We condemn the recent crisis in the Akwa Ibom State House of Assembly which was allegedly instigated by five lawmakers’ attempt to change the leadership of the House and possibly impeach the state governor, Udom Emmanuel. The partisan role reportedly played by some security agents in the saga is highly despicable.
Akwa Ibom House is not the only one affected by crisis that portends danger to the nation’s nascent democracy. The situation is the same in Anambra and Ondo states. Ekiti, Benue and Plateau states’ legislative Houses were not spared, too. The action of the five lawmakers, who lately defected from the Peoples Democratic Party (PDP) to the All Progressives Congress (APC), has been generally condemned.
The Speaker of the Akwa Ibom Assembly, Onofiok Luke, may have attracted the ire of the five lawmakers when he declared their seats vacant after they defected to the APC. Later, the lawmakers stormed the House to possibly remove the Speaker.
The attempt by five out of the 26 members of the House to impeach the Speaker or even the Governor of the State is unconstitutional. According to Section 92 (c) of the 1999 Constitution (as amended), only two-thirds of the members of the Akwa Ibom House of Assembly can impeach the Speaker. To impeach the governor of a state, the conditions stipulated in Section 188 (1-11) of the 1999 Constitution (as amended) must be fulfilled.
Disagreements among members in the House are natural and not unexpected. However, such agreements must be amicably settled. They should not be allowed to escalate to violence.
In such matters, the police must always remain neutral. They must avoid been partisan. We do not subscribe to a return to an era of illegal impeachments, which were rampant in some states in the 4th Republic.
We enjoin Nigerian politicians, especially the lawmakers, to play by the rules and avoid anything that might overheat the polity. Politicians must avoid actions that are capable of truncating our democracy.

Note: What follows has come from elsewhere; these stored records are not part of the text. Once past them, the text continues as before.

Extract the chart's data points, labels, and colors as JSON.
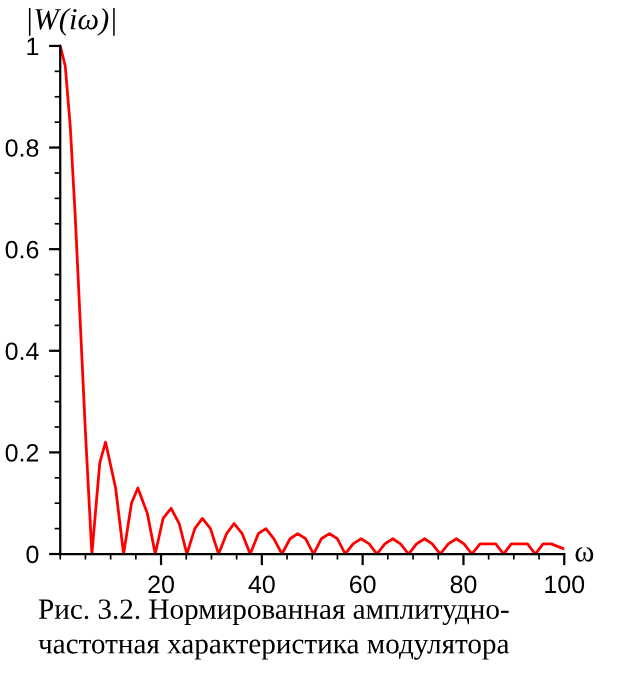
{
  "chart_data": {
    "type": "line",
    "ylabel": "|W(iω)|",
    "xlabel": "ω",
    "annotations": [
      "Рис. 3.2. Нормированная амплитудно-\nчастотная характеристика модулятора"
    ],
    "x": [
      0,
      1,
      2,
      3,
      4,
      5,
      6.28,
      7.85,
      9,
      10.99,
      12.57,
      14.14,
      15.4,
      17.28,
      18.85,
      20.4,
      22,
      23.6,
      25.13,
      26.7,
      28.2,
      29.8,
      31.42,
      33,
      34.5,
      36.1,
      37.7,
      39.3,
      40.8,
      42.4,
      43.98,
      45.6,
      47.1,
      48.7,
      50.27,
      51.8,
      53.4,
      55,
      56.55,
      58.1,
      59.7,
      61.3,
      62.83,
      64.4,
      66,
      67.5,
      69.12,
      70.7,
      72.3,
      73.8,
      75.4,
      77,
      78.6,
      80.1,
      81.68,
      83.3,
      84.9,
      86.4,
      87.96,
      89.5,
      91.1,
      92.7,
      94.25,
      95.8,
      97.4,
      100
    ],
    "series": [
      {
        "color": "#ff0000",
        "values": [
          1,
          0.96,
          0.84,
          0.66,
          0.45,
          0.24,
          0,
          0.18,
          0.22,
          0.13,
          0,
          0.1,
          0.13,
          0.08,
          0,
          0.07,
          0.09,
          0.06,
          0,
          0.05,
          0.07,
          0.05,
          0,
          0.04,
          0.06,
          0.04,
          0,
          0.04,
          0.05,
          0.03,
          0,
          0.03,
          0.04,
          0.03,
          0,
          0.03,
          0.04,
          0.03,
          0,
          0.02,
          0.03,
          0.02,
          0,
          0.02,
          0.03,
          0.02,
          0,
          0.02,
          0.03,
          0.02,
          0,
          0.02,
          0.03,
          0.02,
          0,
          0.02,
          0.02,
          0.02,
          0,
          0.02,
          0.02,
          0.02,
          0,
          0.02,
          0.02,
          0.01
        ]
      }
    ],
    "xlim": [
      0,
      100
    ],
    "ylim": [
      0,
      1
    ],
    "xticks": [
      20,
      40,
      60,
      80,
      100
    ],
    "yticks": [
      0,
      0.2,
      0.4,
      0.6,
      0.8,
      1
    ],
    "grid": false,
    "line_style": "solid",
    "marker": "none"
  }
}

There is no doubt that the crises in some state legislative Houses have something to do with the 2019 elections. Let politicians not allow their personal ambitions torpedo our democracy. We condemn the quick recourse to self-help by some politicians. No doubt, disagreements by lawmakers are part of the democratic game, but they must never be taken out of proportion to the extent of seeking to compromise the peace and security of the nation.
We, therefore, admonish the political combatants in the Akwa Ibom House of Assembly to sheathe their swords and embrace peace. It is only in a peaceful atmosphere that multiparty democracy can thrive and endure.
The security agents, especially the police, must be mindful of their duties and try to be neutral at all times and in all situations. They must be very professional in the discharge of their duties and be seen to be so. They should never be partisan. The pressure on them to be partisan, especially in this political season, may be enormous, but, like Caesar’s wife, they should be above board.
Also, the recent allegation by Governor Nyesom Wike of Rivers State that the breakdown of law and order at the Akwa Ibom House of Assembly was part of a grand design to truncate democracy in both Rivers and Akwa Ibom states should be thoroughly investigated by the Federal Government. The outcome of the investigation must be made public. However, we advise the government to take concrete measures to prevent any plan to truncate our democracy.
All stakeholders in the Nigerian project, especially the political actors, must resist the temptation to overheat the polity now that the campaign season is on. The politicians must be reminded that elections are meant to celebrate democracy and they come in cycles. Those who do not win this time will definitely have another chance.